On January 23, the U.S. Treasury Department’s Office of Foreign Assets Control (OFAC) announced that it took action against four petroleum products companies (network) designated pursuant to Executive Order (E.O.) 13846 for making payments to “an entity instrumental in Iran’s petroleum and petrochemical industries, which helps to finance Iran’s Islamic Revolutionary Guard Corps-Qods Force (IRGC-QF) and its terrorist proxies.” The Iranian entity is on the List of Specially Designated Nationals and Blocked Persons and its property is blocked in conformance with E.O. 13599. According to OFAC, the network transferred payments to the Iranian entity for petroleum exports and “worked to conceal the Iranian origin of these products.” Among other things, these sanctions prohibit foreign financial institutions from “knowingly facilitat[ing] transactions for, or persons that provide material or certain other support to,” the designated petroleum products broker. See the new Iran-related designations here.
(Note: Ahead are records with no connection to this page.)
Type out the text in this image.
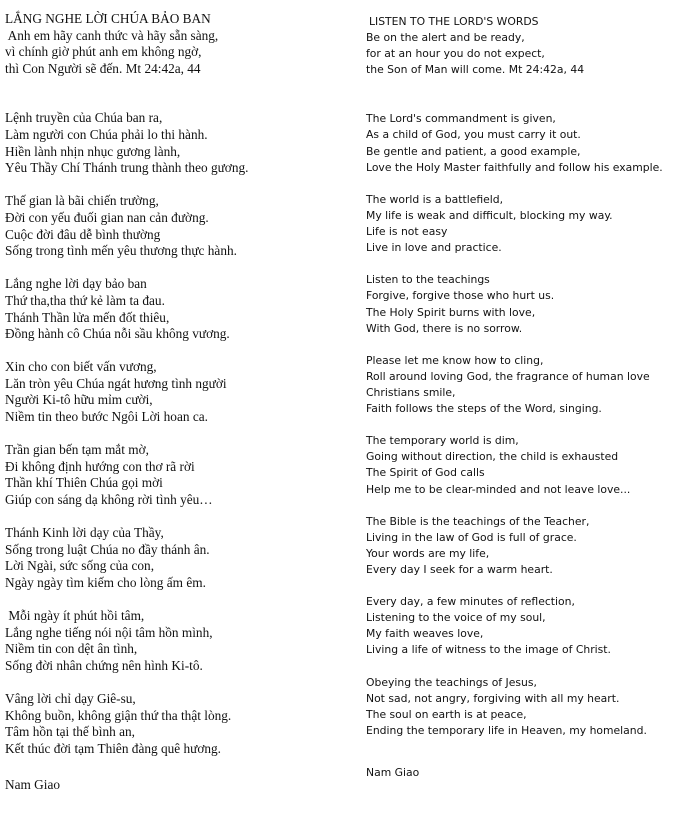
LẮNG NGHE LỜI CHÚA BẢO BAN
Anh em hãy canh thức và hãy sẵn sàng,
vì chính giờ phút anh em không ngờ,
thì Con Người sẽ đến. Mt 24:42a, 44
Lệnh truyền của Chúa ban ra,
Làm người con Chúa phải lo thi hành.
Hiền lành nhịn nhục gương lành,
Yêu Thầy Chí Thánh trung thành theo gương.
Thế gian là bãi chiến trường,
Đời con yếu đuối gian nan cản đường.
Cuộc đời đâu dễ bình thường
Sống trong tình mến yêu thương thực hành.
Lắng nghe lời dạy bảo ban
Thứ tha,tha thứ kẻ làm ta đau.
Thánh Thần lửa mến đốt thiêu,
Đồng hành cô Chúa nỗi sầu không vương.
Xin cho con biết vấn vương,
Lăn tròn yêu Chúa ngát hương tình người
Người Ki-tô hữu mỉm cười,
Niềm tin theo bước Ngôi Lời hoan ca.
Trần gian bến tạm mắt mờ,
Đi không định hướng con thơ rã rời
Thần khí Thiên Chúa gọi mời
Giúp con sáng dạ không rời tình yêu…
Thánh Kinh lời dạy của Thầy,
Sống trong luật Chúa no đầy thánh ân.
Lời Ngài, sức sống của con,
Ngày ngày tìm kiếm cho lòng ấm êm.
Mỗi ngày ít phút hồi tâm,
Lắng nghe tiếng nói nội tâm hồn mình,
Niềm tin con dệt ân tình,
Sống đời nhân chứng nên hình Ki-tô.
Vâng lời chỉ dạy Giê-su,
Không buồn, không giận thứ tha thật lòng.
Tâm hồn tại thế bình an,
Kết thúc đời tạm Thiên đàng quê hương.
Nam Giao
LISTEN TO THE LORD'S WORDS
Be on the alert and be ready,
for at an hour you do not expect,
the Son of Man will come. Mt 24:42a, 44
The Lord's commandment is given,
As a child of God, you must carry it out.
Be gentle and patient, a good example,
Love the Holy Master faithfully and follow his example.
The world is a battlefield,
My life is weak and difficult, blocking my way.
Life is not easy
Live in love and practice.
Listen to the teachings
Forgive, forgive those who hurt us.
The Holy Spirit burns with love,
With God, there is no sorrow.
Please let me know how to cling,
Roll around loving God, the fragrance of human love
Christians smile,
Faith follows the steps of the Word, singing.
The temporary world is dim,
Going without direction, the child is exhausted
The Spirit of God calls
Help me to be clear-minded and not leave love...
The Bible is the teachings of the Teacher,
Living in the law of God is full of grace.
Your words are my life,
Every day I seek for a warm heart.
Every day, a few minutes of reflection,
Listening to the voice of my soul,
My faith weaves love,
Living a life of witness to the image of Christ.
Obeying the teachings of Jesus,
Not sad, not angry, forgiving with all my heart.
The soul on earth is at peace,
Ending the temporary life in Heaven, my homeland.
Nam Giao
On January 16, the U.S. Treasury Department’s Office of Foreign Assets Control (OFAC) announced the issuance of Iran-related Frequently Asked Question (FAQ) 816, which addresses the question, “Is there a wind-down period for Executive Order [(E.O.)] 13902?” (previously covered in InfoBytes here). According to the FAQ, individuals and entities involved in activities that qualify as sanctionable under E.O. 13902, which include activities dealing with the mining, construction, manufacturing and textiles industries in Iran, should wind down those transactions within 90 days after the E.O. was issued. OFAC stresses that new engagements entered into with the specified Iranian sectors on or after January 10 will not be considered wind-down activities. These new engagements may be sanctionable during the wind-down period, even if the new engagements commence prior to the end of the 90-day wind-down period, which expires on April 9.